O Grupo Experimental assume um lugar de destaque na dança contemporânea produzida no Nordeste brasileiro pela originalidade de seu trabalho e contribuição para profissionalização da cena local. Fundado em 1993, em Recife, a companhia adota um perfil que traduz o nome que leva, tendo a experimentação e a interação com diferentes linguagens artísticas como base de seu trabalho. Atualmente a companhia conta com um acervo de 20 criações reconhecidas nacional e internacionalmente, atuando no panorama artístico da dança contemporânea de Pernambuco.

“O que me inspira a criar é olhar para as pessoas, para as tradições que mostram uma cidade inquieta, que ocupa as ruas, os espaços. A cidade para mim é um espaço de descobertas, sobretudo quando olho para o dança no corpo desse lugar. Eu crio pensando em tudo isso, em como eu posso levar para a dança toda essa narrativa que acontece todos os dias, em todos os lugares. Eu não criei o grupo pensando apenas em dançar e ocupar os palcos. Eu criei um grupo para discutir e pensar esse lugar que a arte ocupa na formação das pessoas, da política e das formas como nós melhoramos o mundo. E eu acredito que a obra de verdade é fruto destes experimentos que a gente descobre fazendo.” (Mônica Lira – Diretora do Grupo Experimental)

a companhia

Por sua forma de criar e interagir com a cidade e os artistas, o grupo deu vida ao Espaço Experimental, que além de servir como sua sede, transformou-se em um local de referência, de estudo, de criação e intercâmbio, para onde afluem bailarinos, coreógrafos, professores, pesquisadores, produtores e outros profissionais ligados à dança contemporânea, ajudando a consolidá-la. O grupo, junto com o Espaço Experimental realiza projetos socioeducativos, seminários, oficinas práticas e teóricas, grupos de estudo e programas de intercâmbio na produção de dança.
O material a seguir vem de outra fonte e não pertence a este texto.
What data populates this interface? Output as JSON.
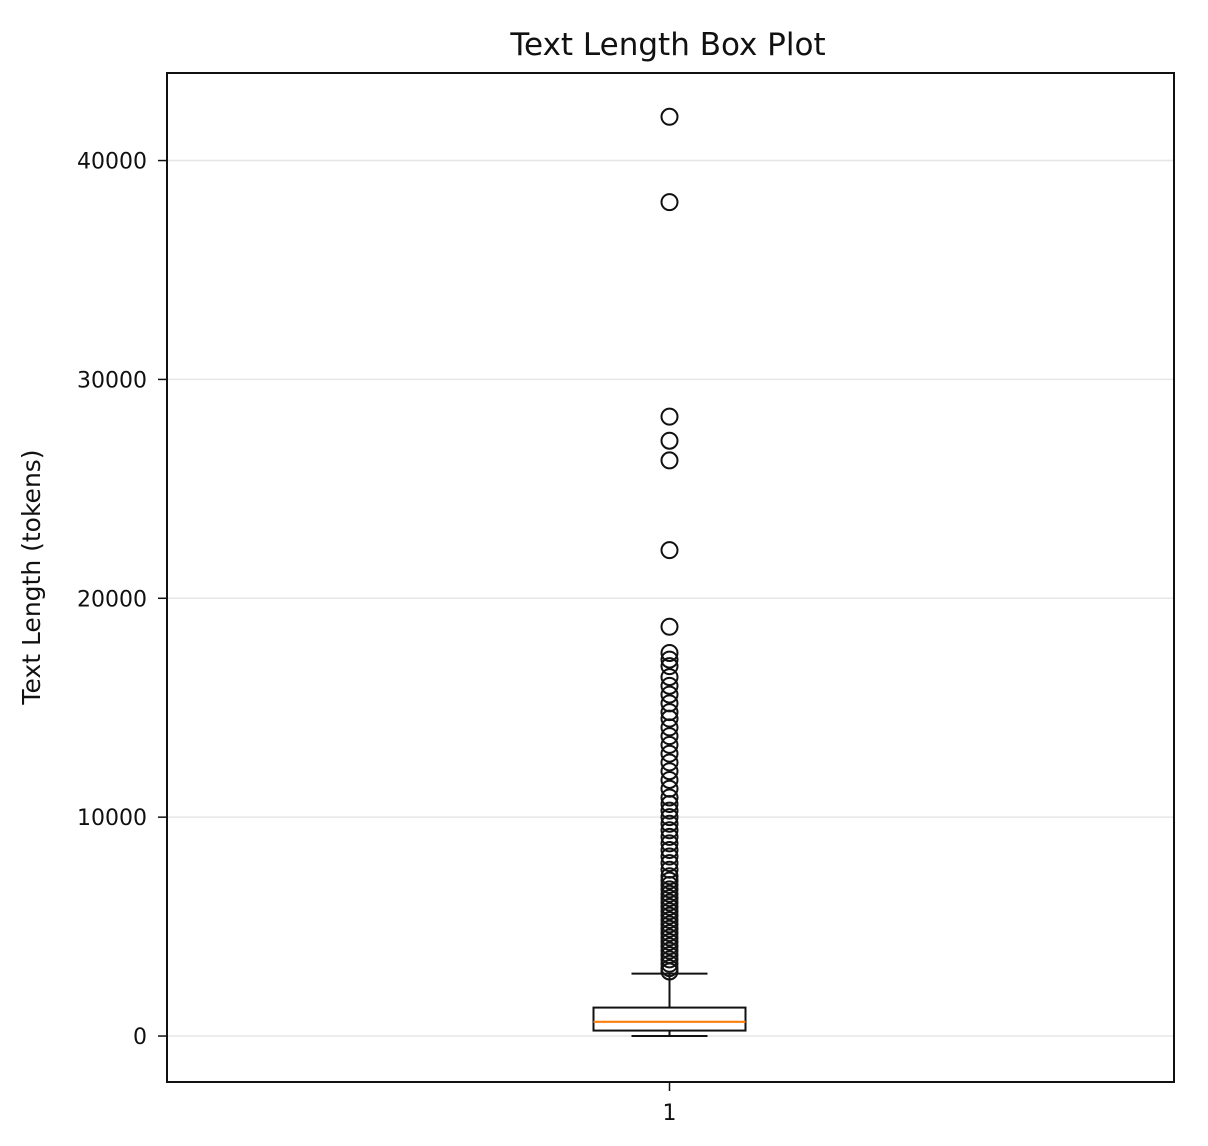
{
  "chart_data": {
    "type": "box",
    "title": "Text Length Box Plot",
    "xlabel": "",
    "ylabel": "Text Length (tokens)",
    "categories": [
      "1"
    ],
    "ylim": [
      -2100,
      44000
    ],
    "yticks": [
      0,
      10000,
      20000,
      30000,
      40000
    ],
    "ytick_labels": [
      "0",
      "10000",
      "20000",
      "30000",
      "40000"
    ],
    "grid": "horizontal",
    "boxes": [
      {
        "category": "1",
        "q1": 250,
        "median": 650,
        "q3": 1300,
        "whisker_low": 0,
        "whisker_high": 2850,
        "fliers": [
          2950,
          3100,
          3300,
          3500,
          3700,
          3900,
          4100,
          4300,
          4500,
          4700,
          4900,
          5100,
          5300,
          5500,
          5700,
          5900,
          6100,
          6300,
          6500,
          6700,
          6900,
          7100,
          7300,
          7600,
          7900,
          8200,
          8500,
          8800,
          9100,
          9400,
          9700,
          10000,
          10300,
          10600,
          10900,
          11300,
          11700,
          12100,
          12500,
          12900,
          13300,
          13700,
          14100,
          14500,
          14800,
          15200,
          15600,
          16000,
          16400,
          16900,
          17200,
          17500,
          18700,
          22200,
          26300,
          27200,
          28300,
          38100,
          42000
        ]
      }
    ]
  },
  "colors": {
    "box_stroke": "#111111",
    "median": "#ff7f0e",
    "grid": "#e6e6e6",
    "background": "#ffffff"
  }
}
Neste contexto, o Grupo e o Espaço deram vida a um projeto social, artístico e pedagógico, que atua no Centro do Recife, mas que cria e viabiliza ações itinerantes, como no caso do Núcleo de Formação em Dança e o projeto Reciclarte, onde novos artistas são formados e incentivados a manter viva a dança em ações na capital e no interior. Através destas iniciativas e do trabalho contínuo de criação e fruição, o Grupo assume um papel importante também na mobilização e articulação das políticas para a dança em Pernambuco.

Com isso, o Grupo, o Espaço e os projetos especiais dão vida a uma estrutura que visa manter e expandir as ações da dança contemporânea como uma iniciativa que prioriza a colaboração e o trabalho em equipe como caminhos viáveis para manter a arte no seu lugar de transformação do mundo, baseados em uma cultura de desenvolvimento e respeito à diversidade. É nisso que acredita o Experimental.